This review, written by me, was first published in Newcastle University’s newspaper, The Courier, and has been slightly altered for the purpose of this blog post.
Based on Laura Wade’s play Posh, The Riot Club is about ten students at the University of Oxford who have been carefully selected to join an age old, prestigious and slightly infamous club, which is speculated to be based on Oxford University’s real Bullingdon Club.
Alistair Ryle (Sam Claflin) and Miles Richards (Max Irons) are two freshers at the university who have been chosen to become The Riot Club’s newest members. From the moment Alistair and Miles meet they become unspoken rivals. Throughout the film each character shows their good and bad sides as they get more involved with the club, making it difficult for the audience to choose who they empathize with and who they want to do better than the other.

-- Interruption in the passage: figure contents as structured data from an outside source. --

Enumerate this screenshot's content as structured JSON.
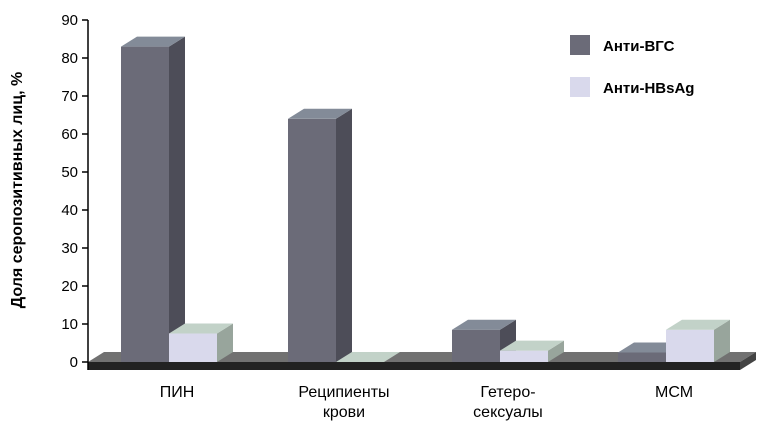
{
  "chart_data": {
    "type": "bar",
    "ylabel": "Доля серопозитивных лиц, %",
    "xlabel": "",
    "ylim": [
      0,
      90
    ],
    "yticks": [
      0,
      10,
      20,
      30,
      40,
      50,
      60,
      70,
      80,
      90
    ],
    "categories": [
      [
        "ПИН"
      ],
      [
        "Реципиенты",
        "крови"
      ],
      [
        "Гетеро-",
        "сексуалы"
      ],
      [
        "МСМ"
      ]
    ],
    "series": [
      {
        "name": "Анти-ВГС",
        "values": [
          83,
          64,
          8.5,
          2.5
        ]
      },
      {
        "name": "Анти-HBsAg",
        "values": [
          7.5,
          0,
          3,
          8.5
        ]
      }
    ],
    "legend_position": "top-right",
    "grid": false,
    "three_d": true
  },
  "colors": {
    "series_front": [
      "#6b6b78",
      "#d9d9ec"
    ],
    "series_top": [
      "#838b98",
      "#c2d2c8"
    ],
    "series_side": [
      "#4d4d58",
      "#98a59c"
    ],
    "floor_top": "#717171",
    "floor_front": "#222222",
    "axis": "#000000"
  }
}
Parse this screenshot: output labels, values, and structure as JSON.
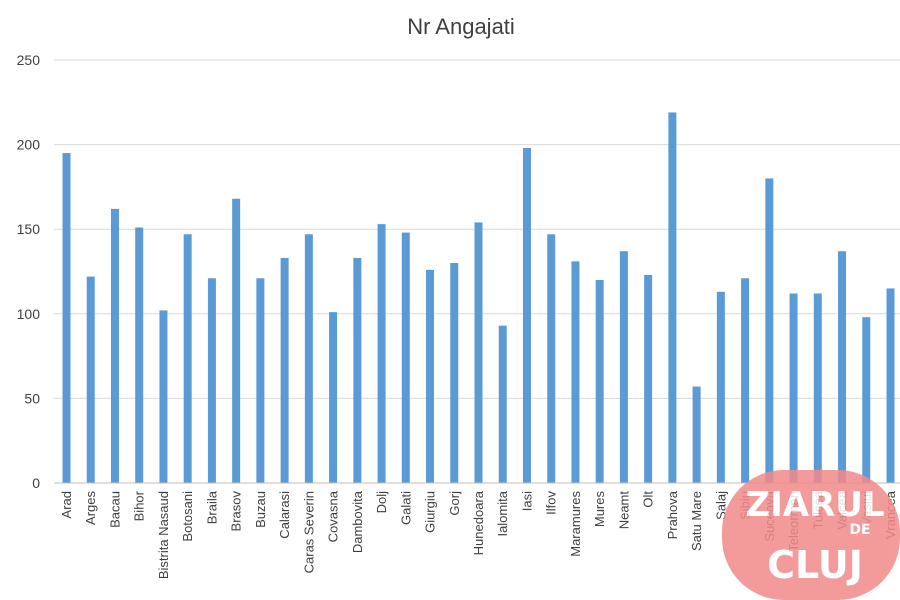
{
  "chart_data": {
    "type": "bar",
    "title": "Nr Angajati",
    "xlabel": "",
    "ylabel": "",
    "ylim": [
      0,
      250
    ],
    "yticks": [
      0,
      50,
      100,
      150,
      200,
      250
    ],
    "grid": true,
    "legend": "none",
    "bar_color": "#5b9bd5",
    "categories": [
      "Arad",
      "Arges",
      "Bacau",
      "Bihor",
      "Bistrita Nasaud",
      "Botosani",
      "Braila",
      "Brasov",
      "Buzau",
      "Calarasi",
      "Caras Severin",
      "Covasna",
      "Dambovita",
      "Dolj",
      "Galati",
      "Giurgiu",
      "Gorj",
      "Hunedoara",
      "Ialomita",
      "Iasi",
      "Ilfov",
      "Maramures",
      "Mures",
      "Neamt",
      "Olt",
      "Prahova",
      "Satu Mare",
      "Salaj",
      "Sibiu",
      "Suceava",
      "Teleorman",
      "Tulcea",
      "Valcea",
      "Vasiui",
      "Vrancea"
    ],
    "values": [
      195,
      122,
      162,
      151,
      102,
      147,
      121,
      168,
      121,
      133,
      147,
      101,
      133,
      153,
      148,
      126,
      130,
      154,
      93,
      198,
      147,
      131,
      120,
      137,
      123,
      219,
      57,
      113,
      121,
      180,
      112,
      112,
      137,
      98,
      115
    ]
  },
  "watermark": {
    "line1": "ZIARUL",
    "line2": "DE",
    "line3": "CLUJ",
    "color": "#f28a8a"
  }
}
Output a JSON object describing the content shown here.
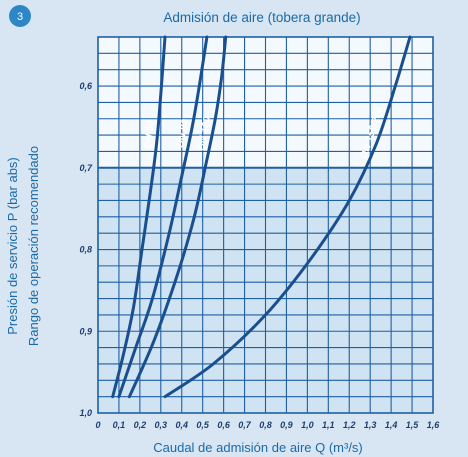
{
  "badge": "3",
  "chart_data": {
    "type": "line",
    "title": "Admisión de aire (tobera grande)",
    "xlabel": "Caudal de admisión de aire Q (m³/s)",
    "ylabel": "Presión de servicio P (bar abs)",
    "ylabel2": "Rango de operación recomendado",
    "xlim": [
      0,
      1.6
    ],
    "ylim": [
      1.0,
      0.54
    ],
    "y_inverted": true,
    "x_ticks": [
      "0",
      "0,1",
      "0,2",
      "0,3",
      "0,4",
      "0,5",
      "0,6",
      "0,7",
      "0,8",
      "0,9",
      "1,0",
      "1,1",
      "1,2",
      "1,3",
      "1,4",
      "1,5",
      "1,6"
    ],
    "y_ticks": [
      "0,6",
      "0,7",
      "0,8",
      "0,9",
      "1,0"
    ],
    "y_tick_values": [
      0.6,
      0.7,
      0.8,
      0.9,
      1.0
    ],
    "recommended_range": [
      0.7,
      1.0
    ],
    "grid": true,
    "series": [
      {
        "name": "DN 50",
        "x": [
          0.07,
          0.12,
          0.17,
          0.21,
          0.25,
          0.28,
          0.3,
          0.32
        ],
        "y": [
          0.98,
          0.93,
          0.87,
          0.8,
          0.73,
          0.67,
          0.61,
          0.54
        ]
      },
      {
        "name": "DN 80",
        "x": [
          0.1,
          0.18,
          0.26,
          0.34,
          0.4,
          0.45,
          0.49,
          0.52
        ],
        "y": [
          0.98,
          0.92,
          0.86,
          0.78,
          0.71,
          0.65,
          0.59,
          0.54
        ]
      },
      {
        "name": "DN 100",
        "x": [
          0.15,
          0.27,
          0.38,
          0.46,
          0.52,
          0.56,
          0.59,
          0.61
        ],
        "y": [
          0.98,
          0.91,
          0.83,
          0.76,
          0.69,
          0.64,
          0.59,
          0.54
        ]
      },
      {
        "name": "DN 150/200",
        "x": [
          0.32,
          0.55,
          0.8,
          1.02,
          1.2,
          1.33,
          1.42,
          1.49
        ],
        "y": [
          0.98,
          0.94,
          0.88,
          0.81,
          0.74,
          0.67,
          0.6,
          0.54
        ]
      }
    ]
  }
}
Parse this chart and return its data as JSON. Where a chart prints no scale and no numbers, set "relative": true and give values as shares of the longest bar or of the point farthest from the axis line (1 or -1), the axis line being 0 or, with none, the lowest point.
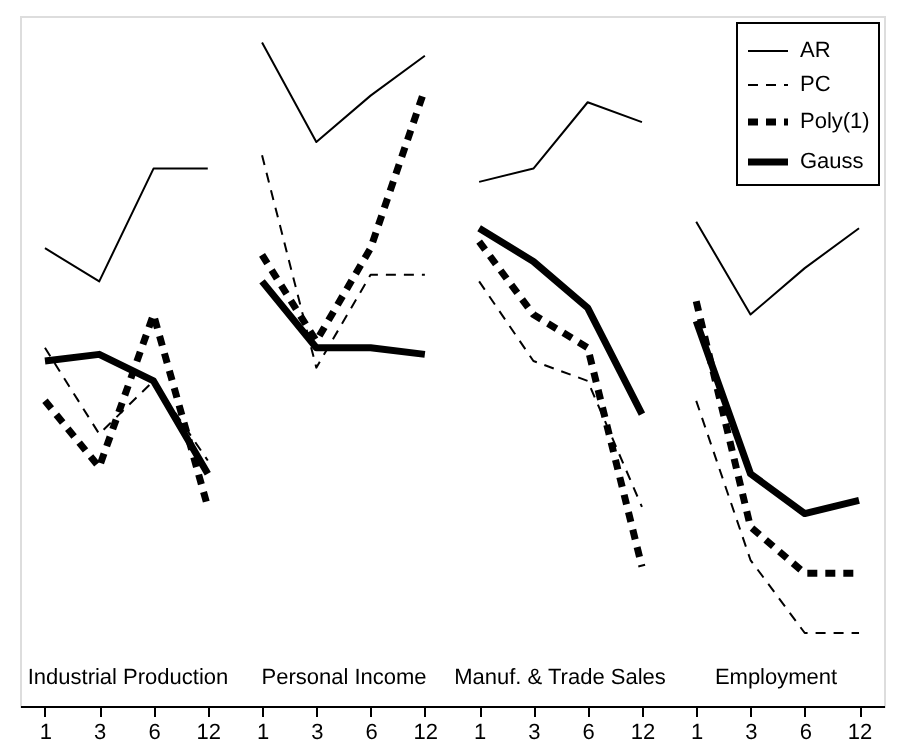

Overall, I thought the film was really impressive: the convincing acting of all cast members creates a foreboding atmosphere that lures the watcher right in. I had one main issue with the film: instead of showing several big events that then lead to the ‘big scene’ where things traditionally go wrong – after which traditionally the problem is resolved and the characters learn and become better people – there are only a few events leading up to the ‘big scene’, which is then stretched out and used to its full extent. As a whole, the film is quite static: there are not very many different settings. However, after discovering that the film was based on a play, this structure makes a lot more sense to me, allowing me to appreciate it more. Wade, who also wrote the screenplay for the film, appears to have decided to maintain the story’s original theatrical structure and use of sets. It is a somewhat unusual way of giving form to a medium like film and one that certainly wouldn’t work for every film but I feel like for The Riot Club, it does work.
I must add: if you are someone who does not like the flat-out portrayal of violence, you might want to skip this film as it does not shy away from the monstrosity of a drunken fight.
This film is great if you enjoy watching films that are intriguing, shocking, yet realistic and that makes you question how far someone would go to belong.